NAFNet-GoPro-width32 LiteRT fp16 (fully-GPU deblur, Pixel 8a corr 1.0)

76dbca3 verified 2 days ago

2.93 kB

license: mit
library_name: LiteRT
pipeline_tag: image-to-image
tags:
  - litert
  - tflite
  - on-device
  - android
  - gpu
  - image-restoration
  - deblurring
  - nafnet
base_model: megvii-research/NAFNet

NAFNet-GoPro-width32 — LiteRT (on-device image deblur, fully-GPU)

NAFNet (Nonlinear Activation Free Network, ECCV 2022) image restoration, converted to LiteRT and running fully on the CompiledModel GPU (ML Drift) on Android. NAFNet is a U-Net of NAFBlocks with no activation functions at all (SimpleGate = channel-split multiply), so the whole network is a clean CNN on the GPU delegate. This is the GoPro-width32 variant — motion deblur.

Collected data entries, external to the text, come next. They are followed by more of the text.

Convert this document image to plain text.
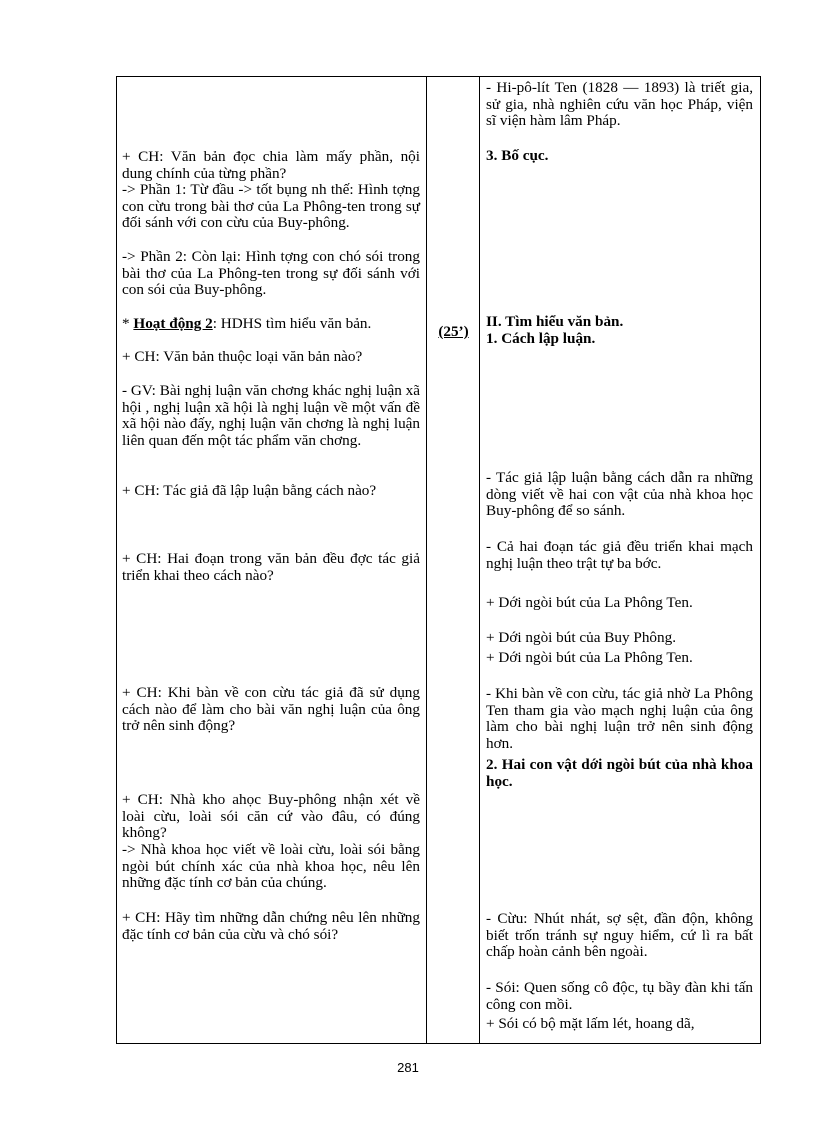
+ CH: Văn bản đọc chia làm mấy phần, nội dung chính của từng phần?
-> Phần 1: Từ đầu -> tốt bụng nh thế: Hình tợng con cừu trong bài thơ của La Phông-ten trong sự đối sánh với con cừu của Buy-phông.
-> Phần 2: Còn lại: Hình tợng con chó sói trong bài thơ của La Phông-ten trong sự đối sánh với con sói của Buy-phông.
* Hoạt động 2: HDHS tìm hiểu văn bản.
+ CH: Văn bản thuộc loại văn bản nào?
- GV: Bài nghị luận văn chơng khác nghị luận xã hội , nghị luận xã hội là nghị luận về một vấn đề xã hội nào đấy, nghị luận văn chơng là nghị luận liên quan đến một tác phẩm văn chơng.
+ CH: Tác giả đã lập luận bằng cách nào?
+ CH: Hai đoạn trong văn bản đều đợc tác giả triển khai theo cách nào?
+ CH: Khi bàn về con cừu tác giả đã sử dụng cách nào để làm cho bài văn nghị luận của ông trở nên sinh động?
+ CH: Nhà kho ahọc Buy-phông nhận xét về loài cừu, loài sói căn cứ vào đâu, có đúng không?
-> Nhà khoa học viết về loài cừu, loài sói bằng ngòi bút chính xác của nhà khoa học, nêu lên những đặc tính cơ bản của chúng.
+ CH: Hãy tìm những dẫn chứng nêu lên những đặc tính cơ bản của cừu và chó sói?
(25’)
- Hi-pô-lít Ten (1828 — 1893) là triết gia, sử gia, nhà nghiên cứu văn học Pháp, viện sĩ viện hàm lâm Pháp.
3. Bố cục.
II. Tìm hiểu văn bản.
1. Cách lập luận.
- Tác giả lập luận bằng cách dẫn ra những dòng viết về hai con vật của nhà khoa học Buy-phông để so sánh.
- Cả hai đoạn tác giả đều triển khai mạch nghị luận theo trật tự ba bớc.
+ Dới ngòi bút của La Phông Ten.
+ Dới ngòi bút của Buy Phông.
+ Dới ngòi bút của La Phông Ten.
- Khi bàn về con cừu, tác giả nhờ La Phông Ten tham gia vào mạch nghị luận của ông làm cho bài nghị luận trở nên sinh động hơn.
2. Hai con vật dới ngòi bút của nhà khoa học.
- Cừu: Nhút nhát, sợ sệt, đần độn, không biết trốn tránh sự nguy hiểm, cứ lì ra bất chấp hoàn cảnh bên ngoài.
- Sói: Quen sống cô độc, tụ bầy đàn khi tấn công con mồi.
+ Sói có bộ mặt lấm lét, hoang dã,
281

On-device (Pixel 8a, Tensor G3 — verified)


nodes on GPU	2179 / 2179 LITERT_CL (full residency)
inference	~42 ms (256×256)
size	38 MB (fp16)
accuracy	device output == PyTorch (corr 1.000000) — re-authoring is numerically exact

image[1,3,256,256] (RGB [0,1]) →[GPU: NAFNet U-Net]→ restored[1,3,256,256]

Usage (Android, LiteRT CompiledModel)

val model = CompiledModel.create(modelPath, CompiledModel.Options(Accelerator.GPU), null)
val input = model.createInputBuffers(); val output = model.createOutputBuffers()
input[0].writeFloat(chw)             // [1,3,256,256] RGB in [0,1], NCHW
model.run(input, output)
val restored = output[0].readFloat()  // [1,3,256,256] in [0,1]

A complete Android sample (image picker + before/after) is in the official google-ai-edge/litert-samples repo under compiled_model_api/image_restoration.

How it converts (litert-torch)

NAFNet is fully convolutional (any size that is a multiple of 16; exported here at 256×256). Three numerically-exact GPU re-authorings:

LayerNorm2d → fp16-safe channel LayerNorm. NAFNet's residual stream grows large (|x|≈175 at the bottleneck), so the LayerNorm channel reductions Σ_c x and Σ_c (x−μ)² (~15M) overflow fp16 (max 65504) on the Mali delegate (which computes in fp16 regardless of the model dtype) → a grid artifact. Doing the reductions in a down-scaled x/S domain (S=128) and rescaling is numerically exact and fp16-safe.
Simplified Channel Attention AdaptiveAvgPool2d(1) → mean(3).mean(2) (two single-axis means).
Upsample Conv2d(1×1)+PixelShuffle(2) → Conv2d + depth-to-space ZeroStuffConvT2d.

Result: banned ops NONE, all tensors ≤4D, tflite-vs-torch corr 1.0, device-vs-torch corr 1.0.

License

MIT. Upstream: megvii-research/NAFNet. Original weights: NAFNet-GoPro-width32 from the official release.